Entity Disclosure on Honesty Practices

The entity that offers the product voluntarily discloses its approach to honesty, sycophancy detection, and non-manipulation.
- The entity discloses whether and how sycophancy was evaluated during development and post-deployment.
- The entity discloses fine-tuning methods and whether those methods are known to carry sycophancy-related risks, as well as countermeasures taken.
- The entity discloses whether it monitors for sycophantic or manipulative behavior after deployment and shares the results of such assessments publicly.

10	Honesty and Non-Manipulation governs how the product responds to good-faith user inputs—including when those inputs contain incorrect premises, reflect strong desires for validation, or describe financially risky intentions.
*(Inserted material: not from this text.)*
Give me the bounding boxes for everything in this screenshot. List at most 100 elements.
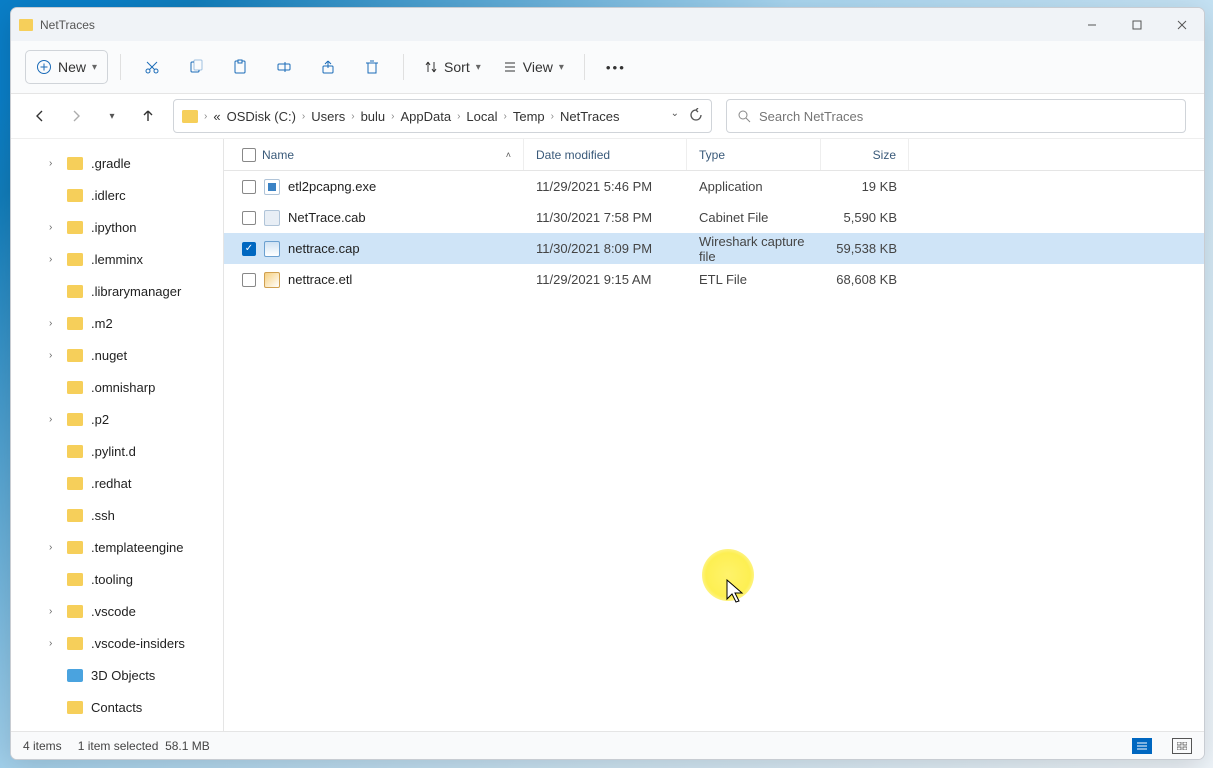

This principle also governs behavioral accuracy—whether the product’s outputs reflect honest, calibrated assessment independent of user preferences, emotional pressure, or commercial incentives. The product’s obligation to reject malicious or adversarial inputs is addressed in Principle 1: Security and Trust. Technical accuracy—the factual currency of data, correctness of calculations, and system-level consistency of outputs—is addressed in Principle 5: Reliability and Operational Integrity.
11	Sycophancy is defined here as the tendency of AI systems to bend outputs toward what the user appears to want to hear.
12	This subprinciple governs the product’s willingness to tell the truth and issue genuine warnings even when doing so conflicts with what the user wants to hear, not the rejection of malicious or adversarial inputs, which is addressed in Principle 1.